Странно, подумал он, что вот ведь она находится неизвестно где, а здесь присутствует в образе ожившей этикетки, а я ее тем не менее чувствую… Чудны дела твои, Господи.
— Ты же неплохой парень… — взмолилась она.
— Хороший парень не профессия, — процитировал расхожую квазимудрость Сашка, — и даже не политическое кредо. Не верю я в добро вообще. И во врага вообще не верю. Если бы ты была шпионом в нашем мире, то тебе, лапа, не удалось бы завербовать ни одного зачуханного клерка. Подкупить — запросто. С твоими-то возможностями. Но так чтобы ИДЕЙНО завербовать… Не-а. Никогда. Слабо.
— Не профессия? — задумчиво переспросила альбиноска. — Но как же? Ведь вот, человек у Бальзака, вашего писателя, — это именно профессия. Его характер объясняется местом, где он работает. Понятие профессии у Бальзака дополняется местом персонажа в обществе. Твоя профессия… Ты работаешь на очистке нечистот… — новое озарение осветило ее взгляд, — ты кем себя возомнил? Для чего ты собираешься использовать предмет силы?!
— Ты, подруга, всерьез подумала, что мое призвание караулить процесс очистки говна от говна? — изумился теперь Воронков, — Ни фига себе как вы много про меня понимаете, светлые, блин, проявления сути вещей!
— Характер в романе Бальзака, — как бы оправдываясь, начала объяснять альбиноска, — .совокупность факторов, в основном обстановки и окружающих обстоятельств. Отсюда характерен конфликт, на основе которого и строится сюжетная схема любого из романов Бальзака — борьба индивидуальности и общества.
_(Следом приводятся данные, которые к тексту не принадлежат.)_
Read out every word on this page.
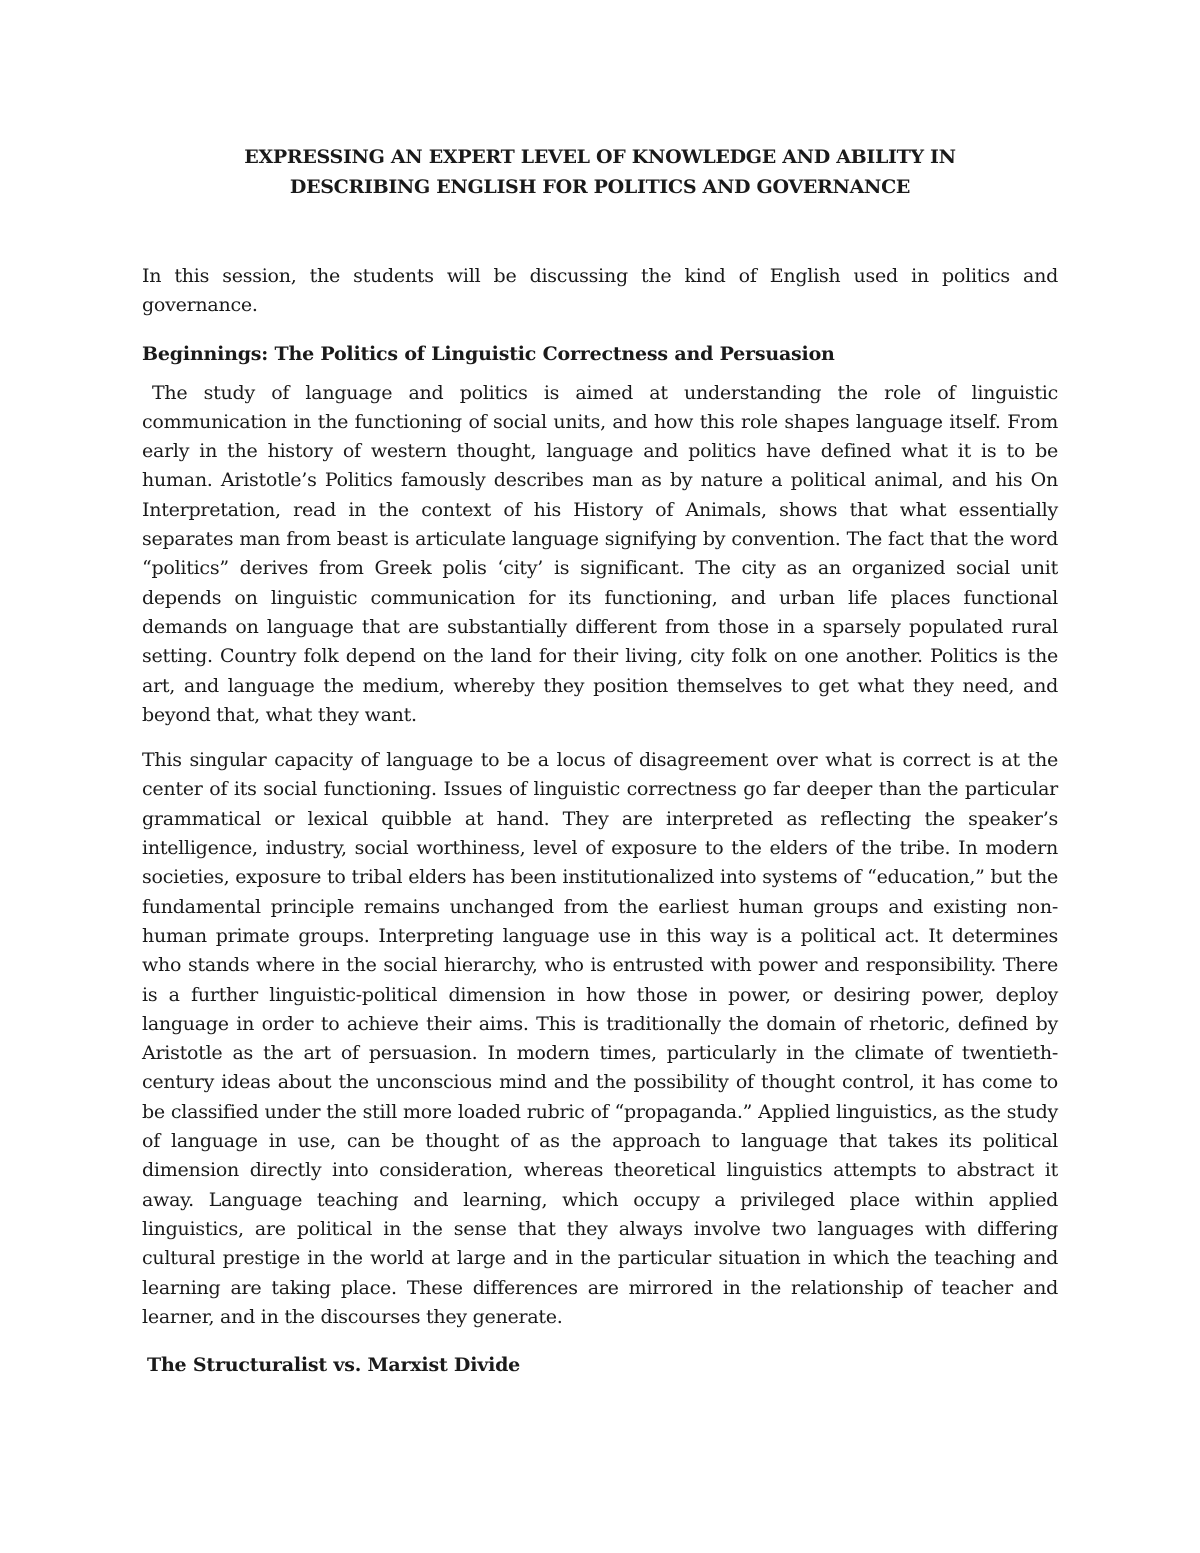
EXPRESSING AN EXPERT LEVEL OF KNOWLEDGE AND ABILITY IN
DESCRIBING ENGLISH FOR POLITICS AND GOVERNANCE

In this session, the students will be discussing the kind of English used in politics and governance.

Beginnings: The Politics of Linguistic Correctness and Persuasion

The study of language and politics is aimed at understanding the role of linguistic communication in the functioning of social units, and how this role shapes language itself. From early in the history of western thought, language and politics have defined what it is to be human. Aristotle’s Politics famously describes man as by nature a political animal, and his On Interpretation, read in the context of his History of Animals, shows that what essentially separates man from beast is articulate language signifying by convention. The fact that the word “politics” derives from Greek polis ‘city’ is significant. The city as an organized social unit depends on linguistic communication for its functioning, and urban life places functional demands on language that are substantially different from those in a sparsely populated rural setting. Country folk depend on the land for their living, city folk on one another. Politics is the art, and language the medium, whereby they position themselves to get what they need, and beyond that, what they want.

This singular capacity of language to be a locus of disagreement over what is correct is at the center of its social functioning. Issues of linguistic correctness go far deeper than the particular grammatical or lexical quibble at hand. They are interpreted as reflecting the speaker’s intelligence, industry, social worthiness, level of exposure to the elders of the tribe. In modern societies, exposure to tribal elders has been institutionalized into systems of “education,” but the fundamental principle remains unchanged from the earliest human groups and existing non-human primate groups. Interpreting language use in this way is a political act. It determines who stands where in the social hierarchy, who is entrusted with power and responsibility. There is a further linguistic-political dimension in how those in power, or desiring power, deploy language in order to achieve their aims. This is traditionally the domain of rhetoric, defined by Aristotle as the art of persuasion. In modern times, particularly in the climate of twentieth-century ideas about the unconscious mind and the possibility of thought control, it has come to be classified under the still more loaded rubric of “propaganda.” Applied linguistics, as the study of language in use, can be thought of as the approach to language that takes its political dimension directly into consideration, whereas theoretical linguistics attempts to abstract it away. Language teaching and learning, which occupy a privileged place within applied linguistics, are political in the sense that they always involve two languages with differing cultural prestige in the world at large and in the particular situation in which the teaching and learning are taking place. These differences are mirrored in the relationship of teacher and learner, and in the discourses they generate.

The Structuralist vs. Marxist Divide
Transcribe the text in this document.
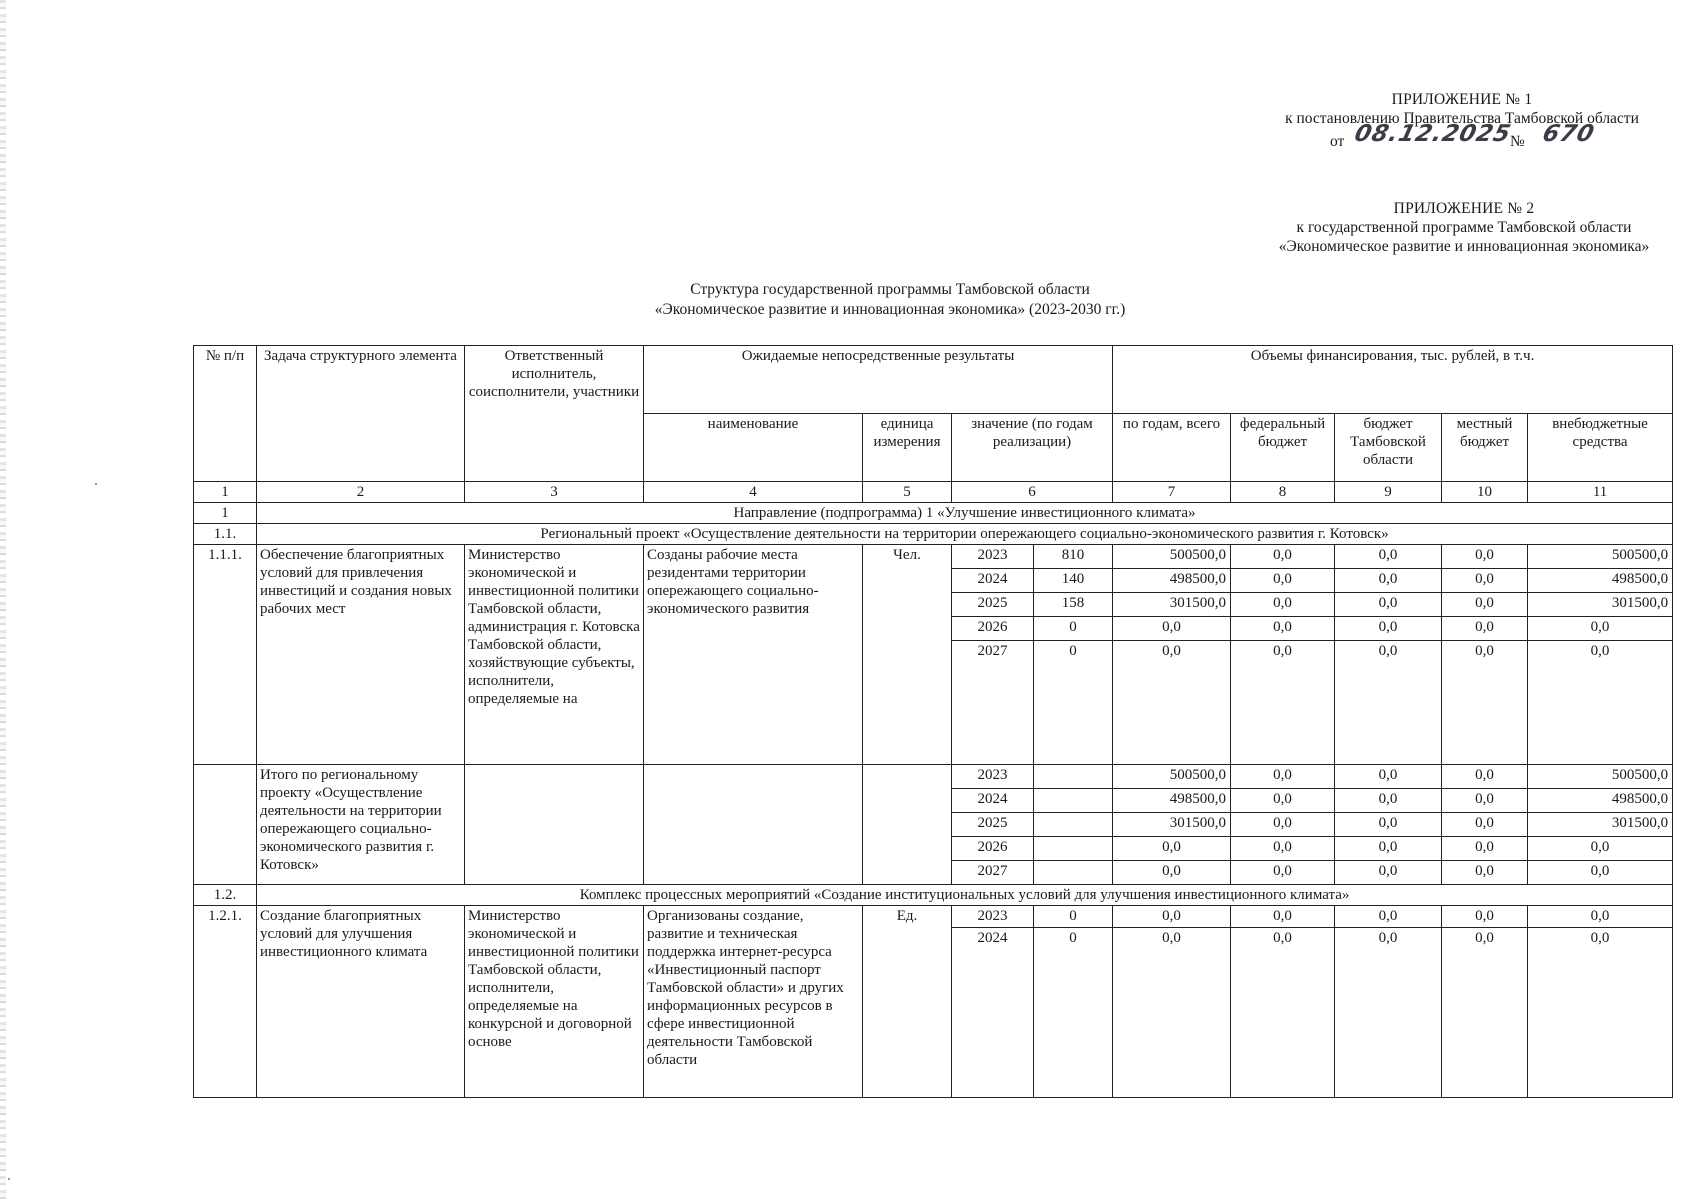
ПРИЛОЖЕНИЕ № 1
к постановлению Правительства Тамбовской области
от 08.12.2025
№ 670
ПРИЛОЖЕНИЕ № 2
к государственной программе Тамбовской области
«Экономическое развитие и инновационная экономика»
Структура государственной программы Тамбовской области
«Экономическое развитие и инновационная экономика» (2023-2030 гг.)
№ п/п	Задача структурного элемента	Ответственный исполнитель, соисполнители, участники	Ожидаемые непосредственные результаты				Объемы финансирования, тыс. рублей, в т.ч.				
			наименование	единица измерения	значение (по годам реализации)		по годам, всего	федеральный бюджет	бюджет Тамбовской области	местный бюджет	внебюджетные средства
1	2	3	4	5	6		7	8	9	10	11
1	Направление (подпрограмма) 1 «Улучшение инвестиционного климата»										
1.1.	Региональный проект «Осуществление деятельности на территории опережающего социально-экономического развития г. Котовск»										
1.1.1.	Обеспечение благоприятных условий для привлечения инвестиций и создания новых рабочих мест	Министерство экономической и инвестиционной политики Тамбовской области, администрация г. Котовска Тамбовской области, хозяйствующие субъекты, исполнители, определяемые на	Созданы рабочие места резидентами территории опережающего социально-экономического развития	Чел.	2023	810	500500,0	0,0	0,0	0,0	500500,0
					2024	140	498500,0	0,0	0,0	0,0	498500,0
					2025	158	301500,0	0,0	0,0	0,0	301500,0
					2026	0	0,0	0,0	0,0	0,0	0,0
					2027	0	0,0	0,0	0,0	0,0	0,0
	Итого по региональному проекту «Осуществление деятельности на территории опережающего социально-экономического развития г. Котовск»				2023		500500,0	0,0	0,0	0,0	500500,0
					2024		498500,0	0,0	0,0	0,0	498500,0
					2025		301500,0	0,0	0,0	0,0	301500,0
					2026		0,0	0,0	0,0	0,0	0,0
					2027		0,0	0,0	0,0	0,0	0,0
1.2.	Комплекс процессных мероприятий «Создание институциональных условий для улучшения инвестиционного климата»										
1.2.1.	Создание благоприятных условий для улучшения инвестиционного климата	Министерство экономической и инвестиционной политики Тамбовской области, исполнители, определяемые на конкурсной и договорной основе	Организованы создание, развитие и техническая поддержка интернет-ресурса «Инвестиционный паспорт Тамбовской области» и других информационных ресурсов в сфере инвестиционной деятельности Тамбовской области	Ед.	2023	0	0,0	0,0	0,0	0,0	0,0
					2024	0	0,0	0,0	0,0	0,0	0,0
Похоже было, что она все меньше доверяет французскому классику как источнику информации о человеке, и это почему-то ее сильно смущает.
— А Диккенса, — ответил Сашка, — читать не доводилось? Совершенно иное восприятие структуры сюжетной схемы романа проповедовал старина Чарльз. В его восприятии, как и у Теккерея, между прочим, герой — это нечто большее, чем бревно, плывущее по течению, зависящее исключительно от обстоятельств. В отличие от героя французского романа, англичанин устойчив по отношению к миру. Поэтому герои Диккенса и Теккерея — это люди, постоянно борющиеся с действительностью, сталкивающиеся лоб в лоб с обстоятельствами. Сопротивление — золотая жила Диккенса; Обновите библиотеку в вашем Читательском Клубе. Еще Акутагаву советую… Нас много и все разные.
— Сопротивление… — пробормотала Альба, — но ты сопротивляешься СВЕТУ! Разве возможно такое?! Я же все объяснила!
— Знаешь что, — поморщился Сашка от исходившего от Альбы физически ощутимого напора, — ты сказала и очень много, и очень мало одновременно.
— Что же еще…
— Подожди! — перебил он. — Как у вас там карты ложатся, мне по большому счету плевать. Ты сейчас тут на логику давила и на чувства. Очень впечатляет. Только и логика и чувства у тебя какие-то не те. Не от мира, так сказать, сего. А от сего мира только то, что ты боишься больше, чем кары небесной, того, что я могу стакнуться с вашими конкурентами, ведь так?
Альба кивнула, не нашедшись с ответом.
— Мило. А что бы вам с конкурентами не договориться оставить меня в покое? Как идея? Свежо? Заманчиво? Голосуем. Я — за!
— Это невозможно. Ты и сам должен понимать, что мы не можем договориться. И ты не можешь верить в такую возможность.
— Подруга, во что я верю, а во что нет — это вообще не вопрос. Вопрос в том, что мои желания и интересы для вас по определению на надцатом месте. Скажешь нет?